James Neal is one of the most gifted goal scorers in the NHL. He is one of the best power play forwards as well, and at season’s end he will be one of the reasons that the Pittsburgh Penguins win or lose the Stanley Cup. He has great vision on the ice and his release is as quick as a mouse trap.
James Neal is also a pest, and his antics are getting old.
As a Penguins writer and fan, there is nothing more frustrating than watching how often Neal illegally attacks opposing players. I’m all for toughness and miss having guys like Gary Roberts in the lineup, but what Neal does is far from tough and much closer to cowardly.
Thursday night’s game against the Detroit Red Wings once again displayed Neal’s reckless abandonment for the safety of those playing across from him.
Instead of going for a legal check, a frustrated Neal went head hunting and threw a vicious cross check at the head of Red Wings forward Luke Glendening. Before the hit, Neal gave Glandening a solid slash, which foreshadowed what was about to come next.
Glendening wasn’t hurt on the play, and Neal received a two-minute penalty for cross-checking and was later assessed a $5,000 fine by the league. He’s lucky he wasn’t suspended.

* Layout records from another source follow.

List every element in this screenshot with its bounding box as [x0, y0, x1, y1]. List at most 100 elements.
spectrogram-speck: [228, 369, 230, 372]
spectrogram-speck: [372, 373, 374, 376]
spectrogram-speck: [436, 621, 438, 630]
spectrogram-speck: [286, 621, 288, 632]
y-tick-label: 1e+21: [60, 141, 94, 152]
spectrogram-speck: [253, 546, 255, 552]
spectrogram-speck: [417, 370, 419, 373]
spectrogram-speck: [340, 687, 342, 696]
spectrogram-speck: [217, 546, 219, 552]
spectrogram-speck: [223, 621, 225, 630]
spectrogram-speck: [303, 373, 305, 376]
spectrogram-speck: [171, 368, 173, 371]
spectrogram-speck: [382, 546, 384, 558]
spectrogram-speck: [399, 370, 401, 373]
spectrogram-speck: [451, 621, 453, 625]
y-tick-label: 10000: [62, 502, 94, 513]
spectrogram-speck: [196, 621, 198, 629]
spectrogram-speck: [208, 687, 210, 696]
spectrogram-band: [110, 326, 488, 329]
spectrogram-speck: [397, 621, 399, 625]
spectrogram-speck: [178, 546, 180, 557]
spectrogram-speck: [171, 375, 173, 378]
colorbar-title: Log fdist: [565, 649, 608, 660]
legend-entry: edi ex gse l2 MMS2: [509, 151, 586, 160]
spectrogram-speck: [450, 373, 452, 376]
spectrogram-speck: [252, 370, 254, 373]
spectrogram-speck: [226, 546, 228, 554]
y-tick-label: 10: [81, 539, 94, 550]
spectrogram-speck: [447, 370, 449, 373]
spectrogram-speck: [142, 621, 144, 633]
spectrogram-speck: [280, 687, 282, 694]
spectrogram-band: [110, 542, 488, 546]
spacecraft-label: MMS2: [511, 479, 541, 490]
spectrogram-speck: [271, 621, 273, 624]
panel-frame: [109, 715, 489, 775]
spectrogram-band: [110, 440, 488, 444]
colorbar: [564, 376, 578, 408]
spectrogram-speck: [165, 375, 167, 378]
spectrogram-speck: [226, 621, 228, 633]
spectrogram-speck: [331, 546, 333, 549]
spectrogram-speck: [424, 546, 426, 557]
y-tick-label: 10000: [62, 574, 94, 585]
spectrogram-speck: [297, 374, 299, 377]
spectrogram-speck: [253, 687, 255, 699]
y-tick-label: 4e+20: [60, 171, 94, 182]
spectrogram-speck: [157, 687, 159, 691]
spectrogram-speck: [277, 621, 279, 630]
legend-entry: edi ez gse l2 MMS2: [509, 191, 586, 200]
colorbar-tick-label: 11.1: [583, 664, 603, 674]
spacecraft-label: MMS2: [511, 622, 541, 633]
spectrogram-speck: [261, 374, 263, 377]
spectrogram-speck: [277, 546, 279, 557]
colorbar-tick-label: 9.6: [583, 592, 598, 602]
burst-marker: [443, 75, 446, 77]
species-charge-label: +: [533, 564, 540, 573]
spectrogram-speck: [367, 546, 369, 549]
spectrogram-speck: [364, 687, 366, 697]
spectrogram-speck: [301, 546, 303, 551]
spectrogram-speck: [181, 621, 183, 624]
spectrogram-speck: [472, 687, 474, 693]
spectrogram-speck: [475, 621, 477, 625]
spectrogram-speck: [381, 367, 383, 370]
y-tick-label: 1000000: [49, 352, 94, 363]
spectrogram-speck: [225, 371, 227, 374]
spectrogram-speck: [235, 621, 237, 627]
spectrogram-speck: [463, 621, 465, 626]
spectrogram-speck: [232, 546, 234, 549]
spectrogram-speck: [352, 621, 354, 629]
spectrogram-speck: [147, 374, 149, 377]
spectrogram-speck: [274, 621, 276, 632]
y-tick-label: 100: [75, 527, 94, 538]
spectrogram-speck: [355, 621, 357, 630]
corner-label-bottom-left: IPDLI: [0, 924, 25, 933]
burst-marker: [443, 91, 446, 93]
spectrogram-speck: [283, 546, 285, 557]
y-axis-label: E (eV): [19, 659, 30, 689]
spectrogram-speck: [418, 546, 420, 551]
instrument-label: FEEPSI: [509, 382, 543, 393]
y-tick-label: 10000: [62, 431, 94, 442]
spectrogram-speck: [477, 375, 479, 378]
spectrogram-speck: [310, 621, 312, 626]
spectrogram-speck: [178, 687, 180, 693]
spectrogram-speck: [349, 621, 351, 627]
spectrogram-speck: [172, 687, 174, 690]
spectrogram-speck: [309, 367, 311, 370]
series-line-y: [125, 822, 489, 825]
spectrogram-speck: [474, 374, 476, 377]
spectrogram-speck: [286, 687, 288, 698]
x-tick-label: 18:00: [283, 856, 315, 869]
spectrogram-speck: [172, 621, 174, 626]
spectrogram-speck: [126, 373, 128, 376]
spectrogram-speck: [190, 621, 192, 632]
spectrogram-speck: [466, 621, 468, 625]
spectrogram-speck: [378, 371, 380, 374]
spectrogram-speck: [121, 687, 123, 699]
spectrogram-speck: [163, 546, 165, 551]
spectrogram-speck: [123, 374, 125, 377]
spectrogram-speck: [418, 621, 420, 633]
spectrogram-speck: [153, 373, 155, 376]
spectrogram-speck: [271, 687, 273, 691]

With diving becoming an issue more and more in the NHL, had Glendening decided to go down on the play, Neal’s fate would have been much worse. The fact is Glendening is not a regular NHL’er and was only in the lineup due to the ridiculous amount of injuries the Red Wings are currently dealing with. He knows that an embellishment penalty would most likely get him sent right back down to Grand Rapids, and he may never get another chance at playing at the highest level. Seasoned veterans can get away with diving because the only consequence they suffer if caught, which is rare, is a two-minute minor and maybe a little harassing from their teammates.
Speaking of diving, did I mention that Neal has been called for embellishment three times this season?
His antics on the ice are beginning to outweigh his offensive prowess, and it’s only getting worse. The issue needs to be addressed, and Sidney Crosby needs to find a way to get it into Neal’s head that this type of play is unacceptable. It doesn’t just make Neal looks bad; it makes the entire Penguins organization look bad.
A team that is already hated by most of the country, Neal is only making matters worse, and it’s becoming impossible to defend him.